The private sewer service lateral (also known as a private lateral) is a pipe that takes an individual building’s wastewater to the public sewer main in the street. These private laterals are owned by the building owner and are essential for directing wastewater away from nearby structures such as other homes.
Did you know that unincorporated-Santa Cruz County, Capitola City, and soon to be Santa Cruz City all have point-of-sale requirement under certain circumstances to inspect this sewer lateral when selling a piece of real estate that is attached to a public sewer system? Read more about these requirements below.
The Santa Cruz County Sanitation District is responsible for managing the sewer system from Live Oak down to Aptos, including Capitola City. As of now, there is a law in place that states that: before close of escrow it is required that any property which 1) includes structures connected to a sanitary sewer main, 2) which as been constructed more than twenty years before the date of sale and 3) which has as not been inspected in the past twenty years must have a sanitary sewer system inspected and certified by a licensed plumber and confirmed to be in good working order and free of obstructions and breaks.
Additionally, owners are responsible for the maintenance of and repairing any issues that may occur with their sewer lateral. This can be serious if a major issue occurs with the home’s private lateral. According to county-law, if a sanitary sewer overflow occurs which flows off the property and the owner fails to stop it immediately, the District has the right to enter the home and stop the overflow. The owner will then be required to reimburse the district for any fines incurred as a result of the overflow and its repair.
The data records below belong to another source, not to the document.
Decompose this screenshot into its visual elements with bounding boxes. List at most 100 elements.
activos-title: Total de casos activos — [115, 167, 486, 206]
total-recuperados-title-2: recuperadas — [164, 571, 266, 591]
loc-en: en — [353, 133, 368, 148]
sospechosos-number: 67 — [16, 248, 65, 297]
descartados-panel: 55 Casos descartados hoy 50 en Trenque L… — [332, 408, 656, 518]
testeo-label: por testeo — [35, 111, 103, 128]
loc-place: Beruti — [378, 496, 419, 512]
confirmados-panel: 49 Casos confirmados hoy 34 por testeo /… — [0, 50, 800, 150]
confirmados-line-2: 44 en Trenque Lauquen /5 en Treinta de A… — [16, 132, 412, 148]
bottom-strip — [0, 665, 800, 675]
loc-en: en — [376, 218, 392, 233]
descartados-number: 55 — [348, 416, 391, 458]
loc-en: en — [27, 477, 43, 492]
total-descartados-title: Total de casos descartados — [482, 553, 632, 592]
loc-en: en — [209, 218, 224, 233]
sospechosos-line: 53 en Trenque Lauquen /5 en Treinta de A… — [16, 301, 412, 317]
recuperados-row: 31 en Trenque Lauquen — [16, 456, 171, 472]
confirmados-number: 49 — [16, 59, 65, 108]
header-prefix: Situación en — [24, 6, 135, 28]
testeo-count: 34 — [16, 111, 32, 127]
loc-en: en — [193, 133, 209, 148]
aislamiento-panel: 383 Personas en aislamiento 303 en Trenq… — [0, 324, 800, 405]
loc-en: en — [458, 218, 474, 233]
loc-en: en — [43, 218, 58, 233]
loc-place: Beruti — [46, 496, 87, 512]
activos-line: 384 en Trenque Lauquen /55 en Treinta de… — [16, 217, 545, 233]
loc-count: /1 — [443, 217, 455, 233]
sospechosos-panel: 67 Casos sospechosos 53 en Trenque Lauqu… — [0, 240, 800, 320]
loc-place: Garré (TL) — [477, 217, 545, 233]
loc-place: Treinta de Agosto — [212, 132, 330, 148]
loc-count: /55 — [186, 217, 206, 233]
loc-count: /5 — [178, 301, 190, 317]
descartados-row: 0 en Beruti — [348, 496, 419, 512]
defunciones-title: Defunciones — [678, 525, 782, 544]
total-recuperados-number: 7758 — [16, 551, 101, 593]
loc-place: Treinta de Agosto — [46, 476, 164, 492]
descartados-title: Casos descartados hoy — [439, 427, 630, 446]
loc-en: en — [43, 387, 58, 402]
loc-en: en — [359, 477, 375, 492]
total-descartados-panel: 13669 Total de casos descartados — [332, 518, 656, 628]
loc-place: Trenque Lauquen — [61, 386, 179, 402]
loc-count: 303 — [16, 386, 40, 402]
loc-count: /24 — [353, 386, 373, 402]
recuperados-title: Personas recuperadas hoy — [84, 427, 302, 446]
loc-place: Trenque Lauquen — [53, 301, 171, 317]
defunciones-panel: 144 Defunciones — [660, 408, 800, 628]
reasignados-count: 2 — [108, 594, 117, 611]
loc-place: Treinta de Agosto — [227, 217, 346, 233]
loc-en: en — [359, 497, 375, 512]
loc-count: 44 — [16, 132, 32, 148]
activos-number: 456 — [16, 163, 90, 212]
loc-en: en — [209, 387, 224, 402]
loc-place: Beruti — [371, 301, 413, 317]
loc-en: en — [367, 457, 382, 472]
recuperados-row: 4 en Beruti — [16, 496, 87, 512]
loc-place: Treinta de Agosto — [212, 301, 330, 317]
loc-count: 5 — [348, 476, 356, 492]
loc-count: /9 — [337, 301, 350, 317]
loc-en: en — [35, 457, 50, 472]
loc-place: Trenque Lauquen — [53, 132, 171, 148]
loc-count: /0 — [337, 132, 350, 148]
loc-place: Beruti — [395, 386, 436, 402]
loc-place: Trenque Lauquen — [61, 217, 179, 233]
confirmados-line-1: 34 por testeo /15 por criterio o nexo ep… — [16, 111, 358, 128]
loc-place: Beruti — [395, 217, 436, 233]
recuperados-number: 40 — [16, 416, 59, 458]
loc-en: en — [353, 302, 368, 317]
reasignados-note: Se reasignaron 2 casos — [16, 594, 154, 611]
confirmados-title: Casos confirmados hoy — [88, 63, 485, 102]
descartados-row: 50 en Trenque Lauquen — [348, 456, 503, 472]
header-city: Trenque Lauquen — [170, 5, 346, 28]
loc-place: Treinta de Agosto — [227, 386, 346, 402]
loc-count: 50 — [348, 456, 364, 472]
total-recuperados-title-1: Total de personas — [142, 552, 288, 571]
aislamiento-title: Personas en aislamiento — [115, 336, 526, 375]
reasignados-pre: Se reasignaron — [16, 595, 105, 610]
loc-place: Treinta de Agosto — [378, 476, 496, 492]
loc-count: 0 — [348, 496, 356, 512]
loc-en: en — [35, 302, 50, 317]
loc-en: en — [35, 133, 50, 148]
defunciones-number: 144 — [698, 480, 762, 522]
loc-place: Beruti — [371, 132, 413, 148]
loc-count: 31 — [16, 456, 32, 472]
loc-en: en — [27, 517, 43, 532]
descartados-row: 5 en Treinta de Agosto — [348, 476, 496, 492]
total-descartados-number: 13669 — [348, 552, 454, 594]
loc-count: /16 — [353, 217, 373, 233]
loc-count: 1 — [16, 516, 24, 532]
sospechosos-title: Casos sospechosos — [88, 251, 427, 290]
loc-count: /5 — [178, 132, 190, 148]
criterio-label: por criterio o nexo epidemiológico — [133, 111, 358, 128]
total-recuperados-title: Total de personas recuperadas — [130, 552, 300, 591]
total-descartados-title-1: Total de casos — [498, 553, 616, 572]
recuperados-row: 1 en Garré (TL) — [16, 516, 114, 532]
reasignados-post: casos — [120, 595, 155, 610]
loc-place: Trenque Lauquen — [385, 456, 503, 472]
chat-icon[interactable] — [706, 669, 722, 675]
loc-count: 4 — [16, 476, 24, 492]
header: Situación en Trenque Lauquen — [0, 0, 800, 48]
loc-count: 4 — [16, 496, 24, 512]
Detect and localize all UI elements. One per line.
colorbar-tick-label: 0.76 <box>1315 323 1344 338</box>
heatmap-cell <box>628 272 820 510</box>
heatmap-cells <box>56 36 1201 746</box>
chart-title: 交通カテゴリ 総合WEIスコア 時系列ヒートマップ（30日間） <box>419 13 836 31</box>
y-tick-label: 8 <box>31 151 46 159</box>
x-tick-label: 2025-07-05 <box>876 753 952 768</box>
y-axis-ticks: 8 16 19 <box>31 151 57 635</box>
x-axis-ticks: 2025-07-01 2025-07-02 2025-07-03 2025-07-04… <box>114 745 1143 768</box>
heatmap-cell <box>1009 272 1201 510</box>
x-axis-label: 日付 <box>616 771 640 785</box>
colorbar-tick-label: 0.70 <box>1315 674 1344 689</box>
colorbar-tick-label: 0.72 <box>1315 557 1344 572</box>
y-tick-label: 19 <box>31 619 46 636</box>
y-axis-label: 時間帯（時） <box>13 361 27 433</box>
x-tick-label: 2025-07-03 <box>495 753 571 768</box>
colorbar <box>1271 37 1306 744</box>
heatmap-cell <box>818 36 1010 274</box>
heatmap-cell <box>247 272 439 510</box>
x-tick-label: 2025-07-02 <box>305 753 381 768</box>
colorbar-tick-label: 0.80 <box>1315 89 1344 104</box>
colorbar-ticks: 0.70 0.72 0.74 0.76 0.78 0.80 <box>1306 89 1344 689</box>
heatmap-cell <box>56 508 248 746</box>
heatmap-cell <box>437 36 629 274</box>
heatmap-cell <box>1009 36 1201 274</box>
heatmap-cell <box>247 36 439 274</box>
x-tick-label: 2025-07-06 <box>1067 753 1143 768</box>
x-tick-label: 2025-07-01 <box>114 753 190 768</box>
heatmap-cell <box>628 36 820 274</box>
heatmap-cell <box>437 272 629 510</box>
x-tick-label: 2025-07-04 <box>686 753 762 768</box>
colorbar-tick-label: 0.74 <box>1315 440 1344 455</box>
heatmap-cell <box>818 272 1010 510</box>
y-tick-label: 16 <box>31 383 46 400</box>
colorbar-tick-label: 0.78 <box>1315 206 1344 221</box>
As of now, there is no enforcement mechanism in place to ensure property owners are meeting their responsibilities, though a stronger enforcement mechanism may be developed in the future. You can read more about private sewer lateral requirements here.
Santa Cruz City has its own waste management program and wastewater related regulations. If you plan to purchase property in the City of Santa Cruz, proposed-changes to these regulations will create a point-of-sale requirement that you should be aware of. While these changes have not yet been approved, City Council will likely give their final approval in May or June 2018. The actual time when certain portions of the modified ordinance are in effect will be rolled out gradually.
According to the City of Santa Cruz and Coastal Watershed Council’s new blog, the three main proposed changes to the sewer system ordinance are:
- The owner of a property with a sewer spill is responsible for stopping the spill immediately and will be subject to fines and penalties if inspections and repairs are not made in a timely manner. This change will most likely go into effect within 30 days of the ordinance-approval.
- Prior to the sale of a property, the property owner must have the sewer lateral inspected by an authorized inspector, make any needed repairs, and submit an inspection form to verify compliance (similar to what is now done with termite inspection). The seller retains the option of transferring the responsibility of any needed repairs to the buyer in the purchase agreement. The buyer must have the inspection completed within 90 days of close of sale. (The property is exempted if the lateral was constructed within 10 years or passed inspection within the past five years.) This would likely come into play around 1 year after the ordinance is adopted.
- Private sanitary sewer collection systems and pumps must pass inspection every 10 years. Their pipelines must be cleaned every two to five years depending on size. Privately-owned pump stations must pass inspection every one to five years depending on size. These changes will be rolled out anywhere between 6 months and 12 months after the ordinance is adopted. This change will largely apply to condos, townhomes, and commercial buildings.
The Cities of Watsonville and Scotts Valley currently have no point-of-sale inspection requirement for residents. In case of failure and repair, the property owner is responsible for her or his private sewer lateral. These cities may follow Santa Cruz City’s example and propose an ordinance with a point-of-sale requirement in the future.